Recently, I’ve been feeling inspired to share my story. A few of the Studio ladies have created posts on why they teach , why they knit and what are we all about? But I wanted to go a little deeper and start at the beginning. There are so many facets to my growing business. I love being creative and designing jewelry, but I also love the business side being an entrepreneur. I love developing ideas to grow our local creative community, I love connecting with other small businesses through social media… Honestly, I just love being an entrepreneur!
About 6 years ago, I had no idea it was possible for me to become an entrepreneur. I was working full time in hospitality, married with 2 kids and making jewelry on the side. At that time, I was pretty happy with Contempo Jewelry. I had my work in a couple of local stores and I was displaying a some local shows. I decided it was time to challenge myself, so I applied for the Central Pennsylvania Festival of the Arts. Much to my surprise I was accepted. I was forced to find ways to offset the costs of the show, supplies and my booth display. I worked harder at online sales and added some shows to my schedule. Once I had those expenses covered, I took some time off from my full time job for some serious production.
It was an exhausting few weeks. Several hours spent creating jewelry and long days at Arts Fest. But it was a successful show and a great learning experience for me. Naturally, I went back to work. I thought working at the restaurant was good for me. I could spend my days with my kids and the money was pretty good. My first night back I realized the environment was very negative. Nobody wanted to be there, but nobody could afford to loose the shift. I found my manager particularly difficult to work with and at the end of the night she really laid into me.
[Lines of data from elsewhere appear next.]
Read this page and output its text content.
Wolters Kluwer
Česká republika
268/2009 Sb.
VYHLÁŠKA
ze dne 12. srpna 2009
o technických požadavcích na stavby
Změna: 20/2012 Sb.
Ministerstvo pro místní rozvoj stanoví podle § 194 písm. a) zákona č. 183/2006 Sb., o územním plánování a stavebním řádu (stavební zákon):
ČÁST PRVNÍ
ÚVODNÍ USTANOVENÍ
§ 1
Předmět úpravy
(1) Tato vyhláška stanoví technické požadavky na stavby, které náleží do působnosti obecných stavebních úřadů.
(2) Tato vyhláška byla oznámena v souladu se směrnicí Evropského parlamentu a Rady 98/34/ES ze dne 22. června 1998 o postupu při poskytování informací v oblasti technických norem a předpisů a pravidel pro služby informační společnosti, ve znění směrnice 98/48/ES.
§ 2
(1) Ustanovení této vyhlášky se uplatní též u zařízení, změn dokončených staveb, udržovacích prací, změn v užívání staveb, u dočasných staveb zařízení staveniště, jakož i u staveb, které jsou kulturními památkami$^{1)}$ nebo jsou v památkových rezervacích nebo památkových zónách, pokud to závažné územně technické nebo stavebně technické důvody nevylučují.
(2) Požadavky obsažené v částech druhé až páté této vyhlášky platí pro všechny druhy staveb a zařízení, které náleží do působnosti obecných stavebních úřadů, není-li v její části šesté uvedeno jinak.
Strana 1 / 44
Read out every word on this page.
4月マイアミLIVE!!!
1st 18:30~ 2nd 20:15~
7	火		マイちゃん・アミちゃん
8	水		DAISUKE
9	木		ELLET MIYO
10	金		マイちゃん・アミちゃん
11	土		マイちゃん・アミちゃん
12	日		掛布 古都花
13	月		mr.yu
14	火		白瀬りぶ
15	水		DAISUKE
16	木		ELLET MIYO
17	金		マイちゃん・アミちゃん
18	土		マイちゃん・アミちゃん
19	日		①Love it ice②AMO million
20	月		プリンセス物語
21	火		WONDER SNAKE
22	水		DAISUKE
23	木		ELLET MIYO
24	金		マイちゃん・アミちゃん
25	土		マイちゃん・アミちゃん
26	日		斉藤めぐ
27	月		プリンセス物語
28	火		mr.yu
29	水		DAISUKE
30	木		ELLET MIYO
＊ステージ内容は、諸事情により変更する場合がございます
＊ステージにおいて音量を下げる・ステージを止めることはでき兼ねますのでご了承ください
I went home that evening and thought “What do I want to do with my life”? If I can get into shows like Arts Fest and into galleries, what else am I capable of? I was challenged with heavy expenses and I was motivated to get them paid off. Those few weeks off gave me an opportunity to take a good look at myself. I honestly didn’t like who I became, I was sad and had a negative attitude. I like to call it “living the cliche”. I had big dreams of becoming a successful artist, I would talk about it at work. Waiting for that big break and I realized – I will never be happy if I don’t I take a real shot at living my dream.
Why am I waiting for this “big break”? I should go out and make it happen! That evening I emailed the owner and quit my job to pursue my passion. I decided to choose freedom over security and it has given my life real value. Thank you for all of the support!